Quoiqu’il en soit, les œuvres des Gabrieli définissent de nouveaux critères, érigeant la musique de Saint-Marc en modèle incontestable. Tout d’abord, les textes choisis sont directement issus des Écritures (psaumes le plus souvent), mais peuvent également être inventés pour l’occasion ; en ce sens, nous ne sommes pas loin du madrigal spirituel (à cela, rien d’étonnant, puisque les principaux ministres du madrigal spirituel sont aussi maestro di capella à Saint-Marc ; il est alors difficile de séparer ce qui provient du même homme). Ensuite, le petit chœur pour solistes (noté voce sur les partitions) se voit agrémenté d’un grand nombre d’ornements ; cette écriture virtuose diffère très largement du grand chœur (la cappella), dont le rythme est généralement limité aux valeurs longues. Autre ingrédient de poids : les voix sont désormais accompagnées d’instruments. Ici, les rôles sont triples : certains instruments doublent les voix de la cappella, mais d’autres peuvent aussi remplir le rôle de solistes (la virtuosité vocale est donc enrichie par la virtuosité instrumentale, elle-même chargée d’ornements) ; enfin, on note la présence d’un continuo, qui soutient le quatuor vocal. Philippe Canguilhem résume tout ceci dans son commentaire du In ecclesiis de Giovanni Gabrieli :

« Les solistes chantent tantôt seuls, tantôt à deux, accompagnés par la basse continue ou dialoguant avec les instruments ; les choristes de la cappella se contentent de participer aux tutti du refrain, un vigoureux alleluia en mesure ternaire. La section conclusive, qui rassemble toutes les forces en présence, exprime parfaitement la différence de statut entre les chanteurs des deux groupes : alors que la cappella chante une musique simple qui procède en valeurs longues, les chanteurs solistes rivalisent de virtuosité en exécutant de spectaculaires ornements vocaux 381 . »

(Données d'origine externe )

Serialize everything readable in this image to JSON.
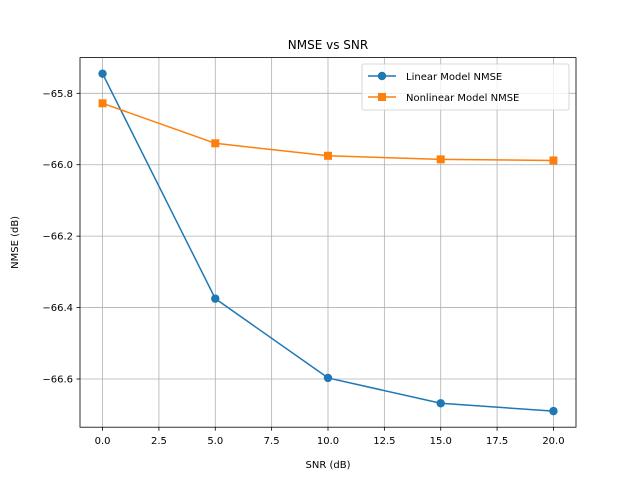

On imagine à quel point l’opulence de cette polychoralité pût trancher avec les austères polyphonies tridentines. Surtout, les expériences sonores menées dans la cité des doges furent un modèle pour des générations entières, dépassant très largement les frontières italiennes. Cette éclosion de la musique instrumentale – œuvre des Gabrieli à Venise mais aussi de Lodovico Grossi da Viadana (1564-1645) à Mantoue (auteur des Cento concerti ecclesiastici publiés en 1602) – est une composante majeure dans la genèse du style baroque.

Notes
377.

Cité in : CANGUILHEM (Philippe), Andrea et Giovanni Gabrieli, Paris, Fayard, 2003, p. 87.

378.

Ibid., p. 88.

379.

Ajoutons que G. P. da Palestrina s’adonnera également à la polychoralité : son Liber Secundus (1572) contient à cet effet des motets à huit voix en double chœur.

380.

CANGUILHEM (Philippe), Andrea et Giovanni Gabrieli, op. cit., p. 26.

381.

Ibid., p. 89.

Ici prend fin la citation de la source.